After that I did do some snooping on her phone, with her knowledge. Google history, photo gallery, etc. I did find things she forgot to delete. When I questioned her about them, she was honest and admitted some things she hadn't told me about.
Polygraph will happen sooner or later. Life has gotten in the way, and affair/marriage problems have taken a partial back burner. Legit problems, so please don't accuse me of rug sweeping.
Butforthegrace and emergent8,
Thanks for continuing to check up on me. As for your questions E8....
My wife's defensiveness is hard to watch. It's a coping mechanism for her I suppose. Obviously not a healthy one. In person I am much more cognizant of it. Its almost like a change of character. We can be discussing something, and as soon as it doesn't jive with her view, she changes. Different facial expressions, tone, body language, etc. Now I call her out on it, and ask her why she's becoming defensive. Currently I am willing to do that, but I don't know for how long. If she doesn't show some serious improvement in that area, R won't be possible.
I do believe she was trying to manipulate me, but not purposefully. I don't know if that makes sense, but she had her story. Lying to SI was a requirement to continue lying to me. Again that's self protection. That's not letting go of the outcome, and being honest. Without honesty, R won't be possible.
Do I think I have the whole story. Probably not, But currently I don't care. Me caring is what has helped her destroy me. So If she ever does offer me total honesty, i'll be grateful and then i'll decide if I want to proceed with R.
If she continues to lie and I find out about it(via polygraph, PI, etc), then we will divorce. R won't be an option.
She is reading SI and going to IC. She tells me where she is and what she's doing. She seems to be putting more effort into her students and classroom.
She hasn't really blamed me. She may have used me for an excuse for her actions early on, but she hasn't done that in a while.

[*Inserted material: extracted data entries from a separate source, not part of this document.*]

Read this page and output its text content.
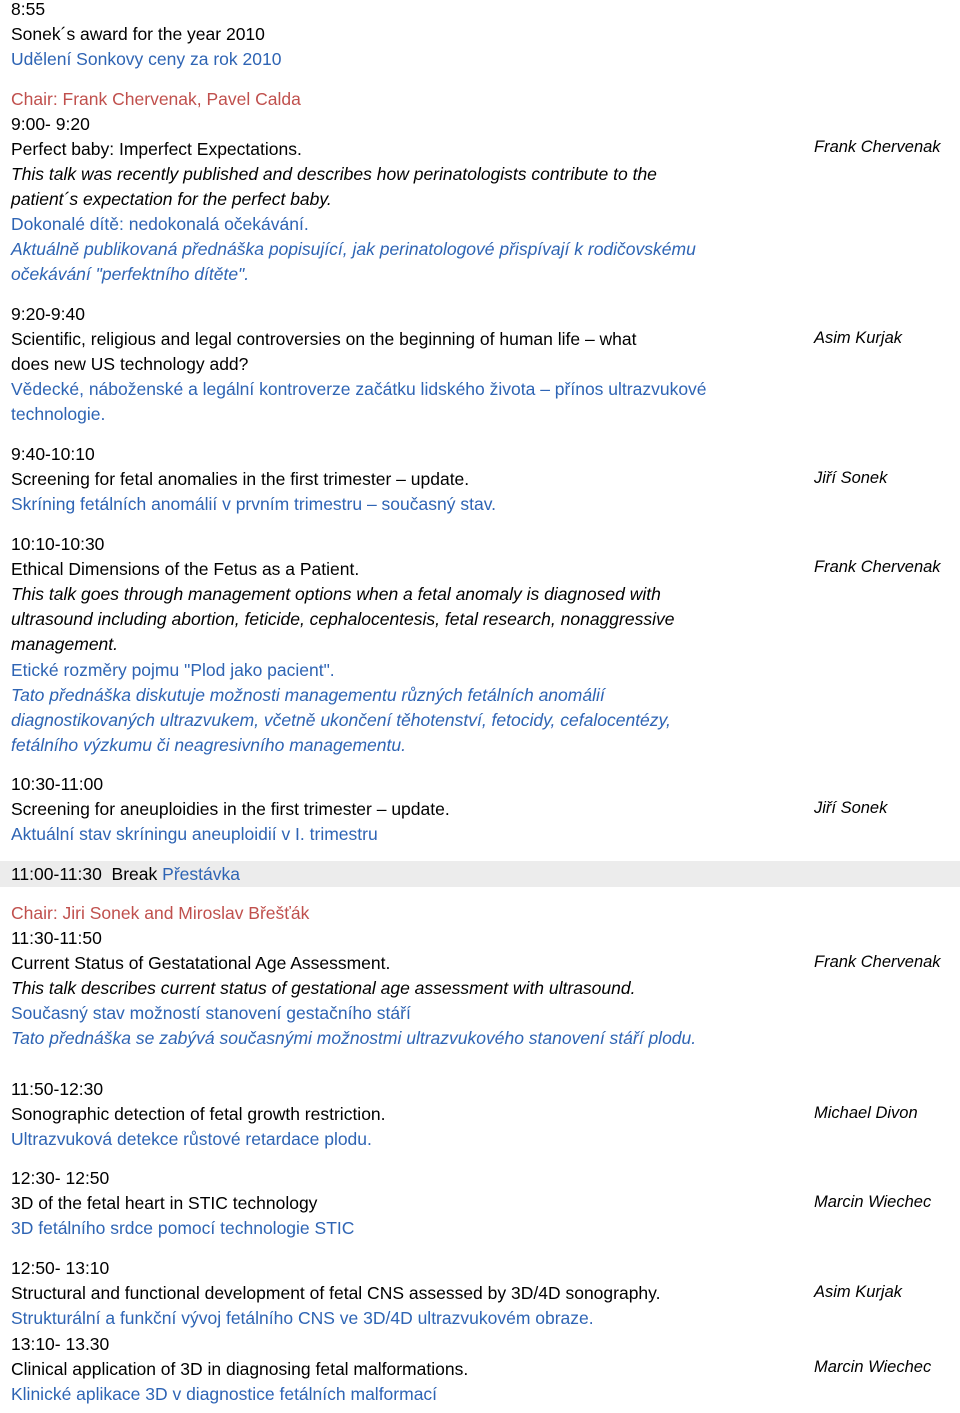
8:55
Sonek´s award for the year 2010
Udělení Sonkovy ceny za rok 2010
Chair: Frank Chervenak, Pavel Calda
9:00- 9:20
Perfect baby: Imperfect Expectations.
This talk was recently published and describes how perinatologists contribute to the
patient´s expectation for the perfect baby.
Dokonalé dítě: nedokonalá očekávání.
Aktuálně publikovaná přednáška popisující, jak perinatologové přispívají k rodičovskému
očekávání "perfektního dítěte".
Frank Chervenak
9:20-9:40
Scientific, religious and legal controversies on the beginning of human life – what
does new US technology add?
Vědecké, náboženské a legální kontroverze začátku lidského života – přínos ultrazvukové
technologie.
Asim Kurjak
9:40-10:10
Screening for fetal anomalies in the first trimester – update.
Skríning fetálních anomálií v prvním trimestru – současný stav.
Jiří Sonek
10:10-10:30
Ethical Dimensions of the Fetus as a Patient.
This talk goes through management options when a fetal anomaly is diagnosed with
ultrasound including abortion, feticide, cephalocentesis, fetal research, nonaggressive
management.
Etické rozměry pojmu "Plod jako pacient".
Tato přednáška diskutuje možnosti managementu různých fetálních anomálií
diagnostikovaných ultrazvukem, včetně ukončení těhotenství, fetocidy, cefalocentézy,
fetálního výzkumu či neagresivního managementu.
Frank Chervenak
10:30-11:00
Screening for aneuploidies in the first trimester – update.
Aktuální stav skríningu aneuploidií v I. trimestru
Jiří Sonek
11:00-11:30  Break Přestávka
Chair: Jiri Sonek and Miroslav Břešťák
11:30-11:50
Current Status of Gestatational Age Assessment.
This talk describes current status of gestational age assessment with ultrasound.
Současný stav možností stanovení gestačního stáří
Tato přednáška se zabývá současnými možnostmi ultrazvukového stanovení stáří plodu.
Frank Chervenak
11:50-12:30
Sonographic detection of fetal growth restriction.
Ultrazvuková detekce růstové retardace plodu.
Michael Divon
12:30- 12:50
3D of the fetal heart in STIC technology
3D fetálního srdce pomocí technologie STIC
Marcin Wiechec
12:50- 13:10
Structural and functional development of fetal CNS assessed by 3D/4D sonography.
Strukturální a funkční vývoj fetálního CNS ve 3D/4D ultrazvukovém obraze.
Asim Kurjak
13:10- 13.30
Clinical application of 3D in diagnosing fetal malformations.
Klinické aplikace 3D v diagnostice fetálních malformací
Marcin Wiechec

What makes a safe spouse? Other than time and consistent effort. I suppose she's acting like a safe spouse. But is she? only time will tell.
Early on I was intending on using divorce as a tool. A tool to force her honesty. A tool to force her reality. A tool to hurt her, or punish her. I no longer intend to do that. If I divorce, its because I choose to for my own benefit. If I divorce its because infidelity is a deal breaker. If I divorce, its because I know we are done for good. There will be no reconciliation after divorce. It will be a very final act, and we will just know each other as co-parents from then on out.
As I said earlier, more concerning issues have reared there ugly head. So my wife's infidelity must take a seat for now.